14 January 2009

Is Our Grownups Reading?

Earlier this week the National Endowment for the Arts, under chairman Dana Gioia released an optimistic report called "Reading on the Rise," available for downloading.

I detect a bit of cynicism in Publishers Marketplace's article on the report: “Outgoing NEA Chairman ‘Proves’ He Helped Raise Reading.” That article went on to say, “Aside from the yeoman efforts of the NEA chairman, what could possibly explain the sudden change? ‘In 2008, the survey introduced new questions about reading preferences and reading on the Internet.’”

And indeed, in small print at the top of page 3, the report says, “In this report, ‘literary’ reading refers to the reading of any novels, short stories, poems, or plays in print or online.”

At the time of the last such report in 2002, I complained (without having Oz and Ends to do so) that defining “literary” to exclude all non-fiction skewed the survey. That meant “literature” excluded complex and well-written histories, autobiographies, political arguments, scientific explorations, philosophical essays, sports books, etc. Having excluded those books from consideration, the surveys have, not surprisingly, found fewer men reading “literature” than women. (That finding remains in this year’s report.)

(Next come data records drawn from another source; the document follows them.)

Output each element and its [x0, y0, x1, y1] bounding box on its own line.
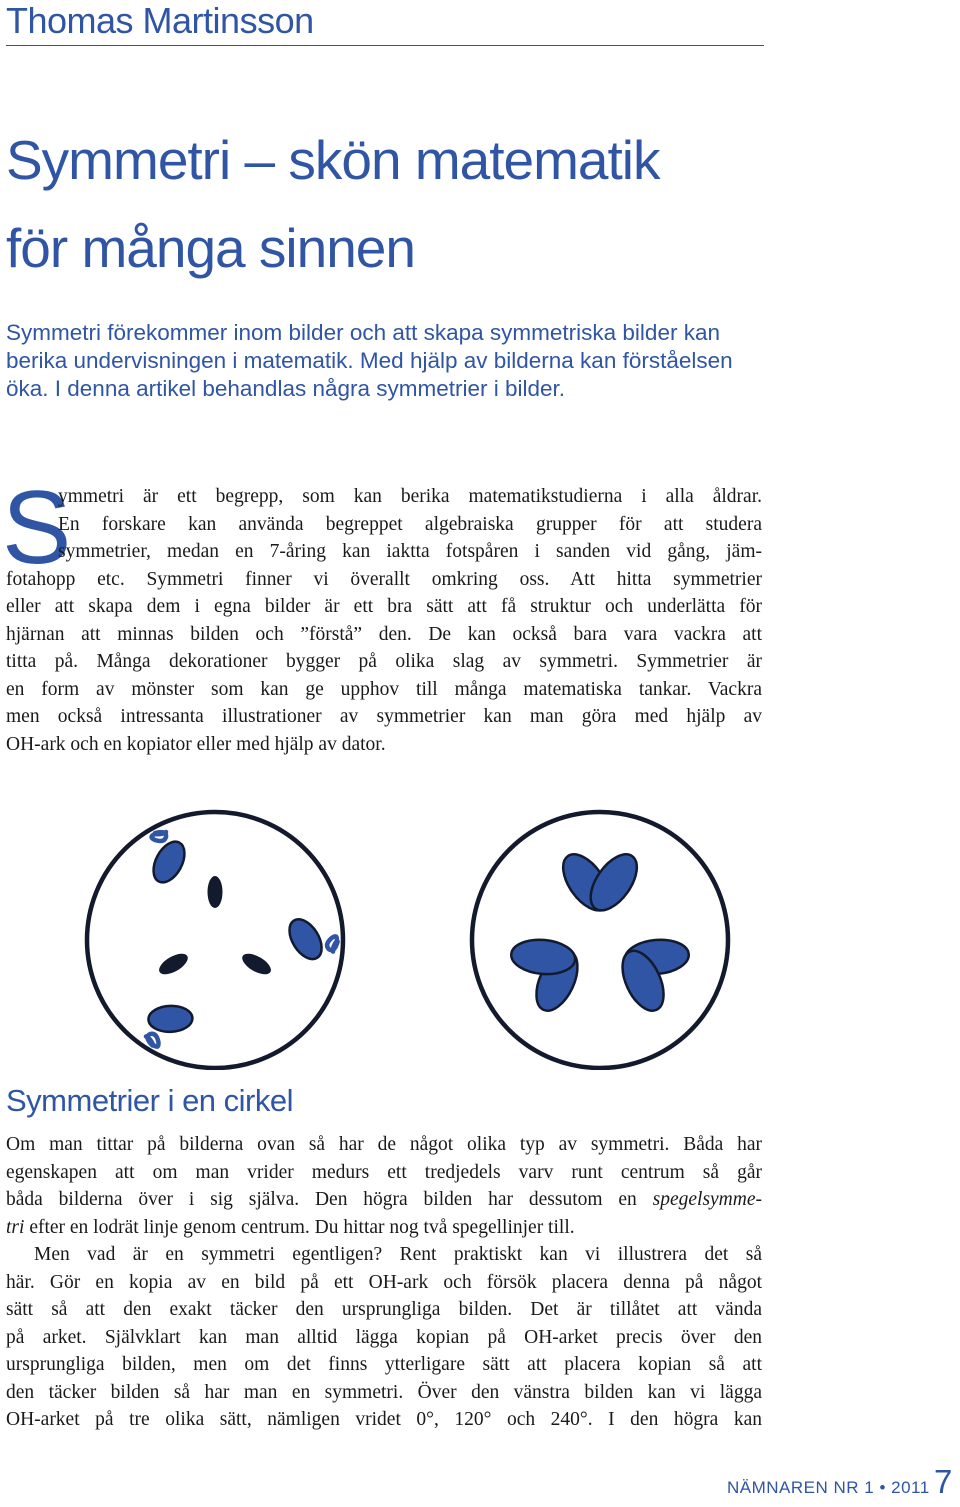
body-line: en form av mönster som kan ge upphov till många matematiska tankar. Vackra: [6, 678, 762, 700]
intro-paragraph: [6, 483, 762, 758]
body-line: OH-arket på tre olika sätt, nämligen vridet 0°, 120° och 240°. I den högra kan: [6, 1409, 762, 1430]
body-line: den täcker bilden så har man en symmetri. Över den vänstra bilden kan vi lägga: [6, 1381, 762, 1403]
article-title: [6, 116, 660, 292]
body-line-text: efter en lodrät linje genom centrum. Du hittar nog två spegellinjer till.: [24, 1216, 575, 1238]
body-line: ymmetri är ett begrepp, som kan berika matematikstudierna i alla åldrar.: [58, 486, 762, 507]
body-line: [6, 1214, 762, 1242]
lede-line: öka. I denna artikel behandlas några symmetrier i bilder.: [6, 376, 566, 401]
body-line: ursprungliga bilden, men om det finns ytterligare sätt att placera kopian så att: [6, 1354, 762, 1375]
rotation-symmetry-disc-icon: [87, 812, 343, 1068]
body-line: hjärnan att minnas bilden och ”förstå” den. De kan också bara vara vackra att: [6, 623, 762, 645]
section-paragraph-2: [6, 1241, 762, 1434]
header-rule: [6, 45, 764, 46]
body-line: här. Gör en kopia av en bild på ett OH-ark och försök placera denna på något: [6, 1271, 762, 1293]
mirror-symmetry-disc-icon: [472, 812, 728, 1068]
title-line-1: Symmetri – skön matematik: [6, 129, 660, 191]
body-line: En forskare kan använda begreppet algebraiska grupper för att studera: [58, 513, 762, 535]
body-line: Om man tittar på bilderna ovan så har de något olika typ av symmetri. Båda har: [6, 1134, 762, 1155]
title-line-2: för många sinnen: [6, 217, 415, 279]
symmetry-figures: [0, 800, 960, 1070]
body-line: egenskapen att om man vrider medurs ett tredjedels varv runt centrum så går: [6, 1161, 762, 1183]
lede-line: berika undervisningen i matematik. Med hjälp av bilderna kan förståelsen: [6, 348, 733, 373]
section-paragraph-1: [6, 1131, 762, 1241]
journal-footer: NÄMNAREN NR 1 • 2011: [727, 1478, 930, 1497]
body-line: [6, 1186, 762, 1214]
author-name: Thomas Martinsson: [6, 0, 314, 41]
body-line-text: båda bilderna över i sig själva. Den högra bilden har dessutom en: [6, 1189, 653, 1210]
page-number: 7: [934, 1463, 953, 1500]
body-line: sätt så att den exakt täcker den ursprungliga bilden. Det är tillåtet att vända: [6, 1299, 762, 1320]
body-line: eller att skapa dem i egna bilder är ett bra sätt att få struktur och underlätta för: [6, 596, 762, 617]
body-line: fotahopp etc. Symmetri finner vi överallt omkring oss. Att hitta symmetrier: [6, 568, 762, 590]
lede: [6, 319, 766, 403]
emphasis: tri: [6, 1216, 25, 1238]
lede-line: Symmetri förekommer inom bilder och att skapa symmetriska bilder kan: [6, 320, 720, 345]
section-heading: Symmetrier i en cirkel: [6, 1083, 293, 1118]
body-line: Men vad är en symmetri egentligen? Rent praktiskt kan vi illustrera det så: [34, 1244, 762, 1265]
body-line: titta på. Många dekorationer bygger på olika slag av symmetri. Symmetrier är: [6, 651, 762, 672]
emphasis: spegelsymme-: [652, 1189, 762, 1210]
body-line: symmetrier, medan en 7-åring kan iaktta fotspåren i sanden vid gång, jäm-: [58, 541, 762, 562]
body-line: på arket. Självklart kan man alltid lägga kopian på OH-arket precis över den: [6, 1326, 762, 1348]
body-line: men också intressanta illustrationer av symmetrier kan man göra med hjälp av: [6, 706, 762, 727]
body-line: OH-ark och en kopiator eller med hjälp av dator.: [6, 733, 386, 755]
drop-cap: S: [2, 470, 72, 586]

In 2008 that restriction on “literature” remains, but the survey expanded the definition of “reading” to include online works. I've also complained (this time with the vast resources of Oz and Ends) that saying children spend too much time on the internet to read misses the fact that you basically need to read to get around online. (You just don't need to punctuate or spell.)

Gioia's preface reflects the old view that reading pixels instead of print didn't really count:

A decline in both reading and reading ability was clearly documented in the first generation of teenagers and young adults raised in a society full of videogames, cell phones, iPods, laptops, and other electronic devices.
Yet now this survey does include as "literary" any novels or short stories read via "cell phones, iPods, laptops, and other electronic devices."

So I'm glad the NEA and Census Bureau have added online reading to their question. However, that fudges the data, doesn't it? To see real trends, we have to compare like to like. Since the 2002 survey asked only about “literary” reading in print, what's the comparable data in 2008? Well, I don't see how to extract it from the NEA's published report. There’s no way to compare print-only data for successive years, nor to separate out respondents who read online only.

But we can see some of the effect in finding #4: "Literary reading has increased most rapidly among the youngest adults," aged 18-24. And in the graphic for finding #11: Twenty percent of that age group stated that they read "literature" online. So the biggest rise appeared in the group that does the most online reading. That seems significant.

Hillel Italie's report for the Associated Press zeroed in on the one decline noted among the findings, and that fudged by the emphasis on absolute numbers rather than percentage:
10. Book-readers have grown in absolute numbers but declined slightly as a percentage of the U.S. adult population.
The AP article says:
In a preface to the new report, being released shortly before Gioia steps down after heading the endowment for seven years, he cites a nationwide effort and says the results demonstrate that "our faith in positive social and cultural change was not misplaced."

But the preface does not mention a countertrend: a drop among people not obligated to read. Adults who read books of any kind--fiction or nonfiction, online or on paper--that were not assigned by a teacher or employer dropped from 56.6 percent of adults in 2002 to 54.3 percent last year. The fall was greatest among those younger than 55.

And while the number of adults who say they read a non-required book is 3.5 million higher than in 2002, the report notes that that the total adult population increased by 19 million, meaning an increase in the number of people who didn't voluntarily read books of 15.5 million, a huge disparity confirmed by NEA research director Sunil Iyengar.
And once again I point to something I wrote about the last reading survey: once a study excludes reading “assigned by a teacher or employer,” we're no longer looking at overall reading. An American (especially a student) could be reading literature or other complex books all the time, yet show up on such a survey as a complete non-reader if all that reading is required. In headline form: More Homework Assignments Mean Less Time to Read for Pleasure.

I should say that I had the pleasure of briefly meeting Dana Gioia and hearing him speaking about the poet H. W. Longfellow in 2007. I found him smart and smartly dressed. He also has a background in marketing, and knows how to sell a survey.


Anonymous said...

Thank you. The survey results irritated me to no end -- a classic case of innumeracy.

Anonymous said...

"saying children spend too much time on the internet to read misses the fact that you basically need to read to get around online. (You just don't need to punctuate or spell.)"

Ha ha ha ha!

I share your frustration with the "nonfiction doesn't count" mentality -- and you're right that like should be compared to like. I'm glad that online reading is getting acknowledged, but using it to skew the numbers was uncool.